A public inspection by several veterinarians in the fall of 2008 concluded the Krabloonik sled dogs were in good health. The kennel had failed a PACFA inspection in May of that year and was found in violation of 10 state regulations.

A second change under consideration by PACFA for the tethering rule would bar operators from getting waivers if they are not in full compliance with PACFA regulations. That could lead to Krabloonik losing its waiver — because they have not remedied all of their 2008 violations.

Snowmass Village’s Krabloonik has long been a source of consternation for some locals and visitors upset by the dogs being chained up.

Voices of Krabloonik formed after the kennel’s 2008 inspection failure, with the aim of changing the operations there. They formed an advisory committee and gained cooperation from MacEachen, but their partnership fizzled in March of last year.

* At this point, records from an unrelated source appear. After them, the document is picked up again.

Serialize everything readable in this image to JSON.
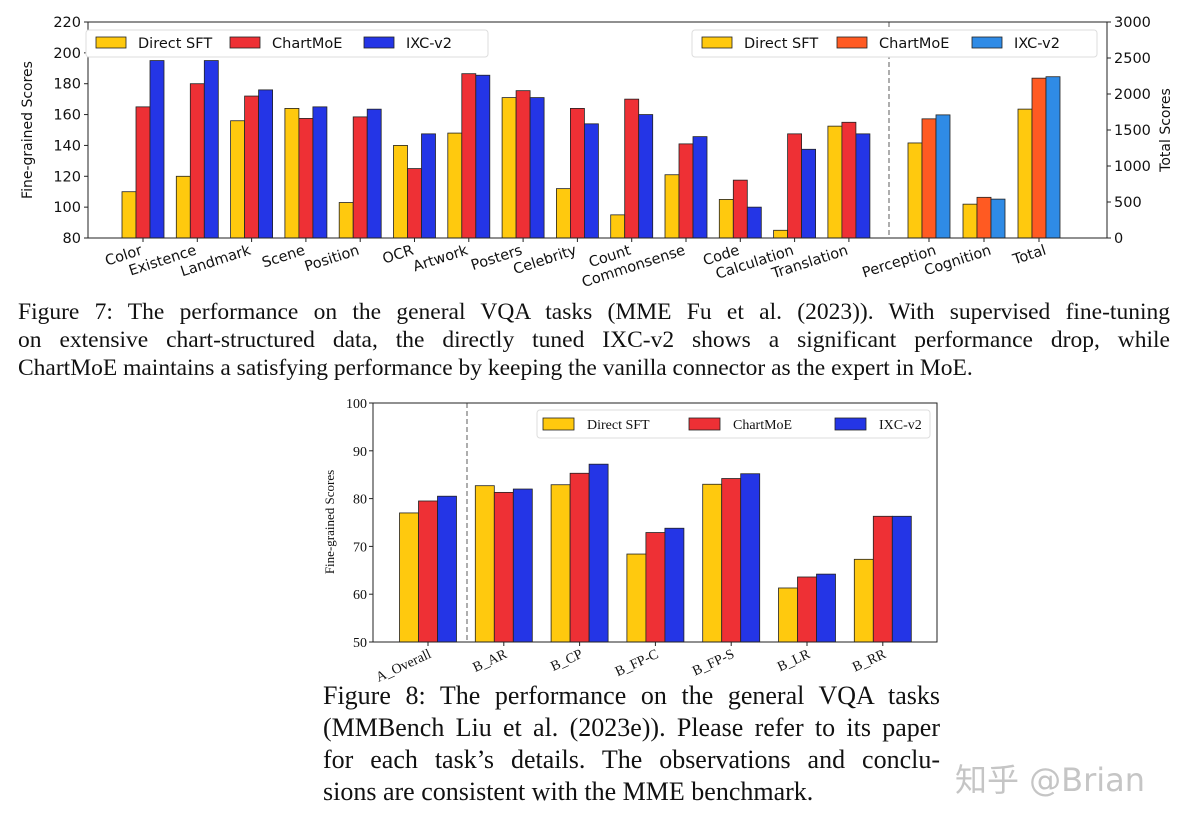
{
  "chart_data": [
    {
      "type": "bar",
      "title": "",
      "ylabel": "Fine-grained Scores",
      "y2label": "Total Scores",
      "ylim": [
        80,
        220
      ],
      "yticks": [
        80,
        100,
        120,
        140,
        160,
        180,
        200,
        220
      ],
      "y2lim": [
        0,
        3000
      ],
      "y2ticks": [
        0,
        500,
        1000,
        1500,
        2000,
        2500,
        3000
      ],
      "grid": false,
      "legend_placement": "top-left",
      "legend2_placement": "top-right",
      "categories": [
        "Color",
        "Existence",
        "Landmark",
        "Scene",
        "Position",
        "OCR",
        "Artwork",
        "Posters",
        "Celebrity",
        "Count",
        "Commonsense",
        "Code",
        "Calculation",
        "Translation"
      ],
      "series": [
        {
          "name": "Direct SFT",
          "color": "#FFC90E",
          "values": [
            110,
            120,
            156,
            164,
            103,
            140,
            148,
            171,
            112,
            95,
            121,
            105,
            85,
            152.5
          ]
        },
        {
          "name": "ChartMoE",
          "color": "#EE3035",
          "values": [
            165,
            180,
            172,
            157.5,
            158.5,
            125,
            186.5,
            175.5,
            164,
            170,
            141,
            117.5,
            147.5,
            155
          ]
        },
        {
          "name": "IXC-v2",
          "color": "#2435E6",
          "values": [
            195,
            195,
            176,
            165,
            163.5,
            147.5,
            185.5,
            171,
            154,
            160,
            145.7,
            100,
            137.5,
            147.5
          ]
        }
      ],
      "total_categories": [
        "Perception",
        "Cognition",
        "Total"
      ],
      "total_series": [
        {
          "name": "Direct SFT",
          "color": "#FFC90E",
          "values": [
            1320,
            470,
            1790
          ]
        },
        {
          "name": "ChartMoE",
          "color": "#FF5A22",
          "values": [
            1655,
            565,
            2220
          ]
        },
        {
          "name": "IXC-v2",
          "color": "#2F8BE6",
          "values": [
            1710,
            540,
            2240
          ]
        }
      ]
    },
    {
      "type": "bar",
      "title": "",
      "ylabel": "Fine-grained Scores",
      "ylim": [
        50,
        100
      ],
      "yticks": [
        50,
        60,
        70,
        80,
        90,
        100
      ],
      "grid": false,
      "legend_placement": "top-right",
      "categories": [
        "A_Overall",
        "B_AR",
        "B_CP",
        "B_FP-C",
        "B_FP-S",
        "B_LR",
        "B_RR"
      ],
      "series": [
        {
          "name": "Direct SFT",
          "color": "#FFC90E",
          "values": [
            77,
            82.7,
            82.9,
            68.4,
            83,
            61.3,
            67.3
          ]
        },
        {
          "name": "ChartMoE",
          "color": "#EE3035",
          "values": [
            79.5,
            81.3,
            85.3,
            72.9,
            84.2,
            63.6,
            76.3
          ]
        },
        {
          "name": "IXC-v2",
          "color": "#2435E6",
          "values": [
            80.5,
            82,
            87.2,
            73.8,
            85.2,
            64.2,
            76.3
          ]
        }
      ]
    }
  ],
  "captions": {
    "figure7": [
      "Figure 7: The performance on the general VQA tasks (MME Fu et al. (2023)). With supervised fine-tuning",
      "on extensive chart-structured data, the directly tuned IXC-v2 shows a significant performance drop, while",
      "ChartMoE maintains a satisfying performance by keeping the vanilla connector as the expert in MoE."
    ],
    "figure8": [
      "Figure 8: The performance on the general VQA tasks",
      "(MMBench Liu et al. (2023e)). Please refer to its paper",
      "for each task’s details. The observations and conclu-",
      "sions are consistent with the MME benchmark."
    ]
  },
  "watermark": "知乎 @Brian"
}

Aspen Animal Shelter director Seth Sachson, a former musher who has called for more humane treatment of Krabloonik’s dogs, unsuccessfully attempted to buy the kennel from MacEachen, who has run it for more than three decades.

Sachson runs a rehabilitation program for former Krabloonik dogs where the shelter staff re-trains the working dogs as house pets. The program was founded after public outcry over MacEachen shooting and killing old and weak dogs at Krabloonik. MacEachen ceased shooting dogs in 2005, though the practice remains legal under PACFA regulations for working animals.

In addition to the tethering waiver rule change, Rep. Kathleen Curry sponsored a bill that would tighten the state’s animal cruelty laws under PACFA. The bill failed earlier this year in committee hearings.The Humane Society had pressed hard for more stringent animal cruelty laws and in a December news release, it specifically singled out Krabloonik as evidence of “a larger regulatory problem in Colorado” regarding working animals.

They also called for background checks on sled dog operators applying for waivers, in part because Krabloonik’s MacEachen pleaded no contest to an animal cruelty charge in 1988 but was nonetheless licensed after PACFA was formed in 1994.

Two police inquiries targeted allegations of abuse at Krabloonik last year, including claims from a former employee that MacEachen himself beat a dog in November, but authorities declined to file criminal charges.

If the Krabloonik reformers don’t get what they want out of the PACFA rule review, they’ve said they may push for a Snowmass Village ballot question asking voters to create local laws restricting tethering.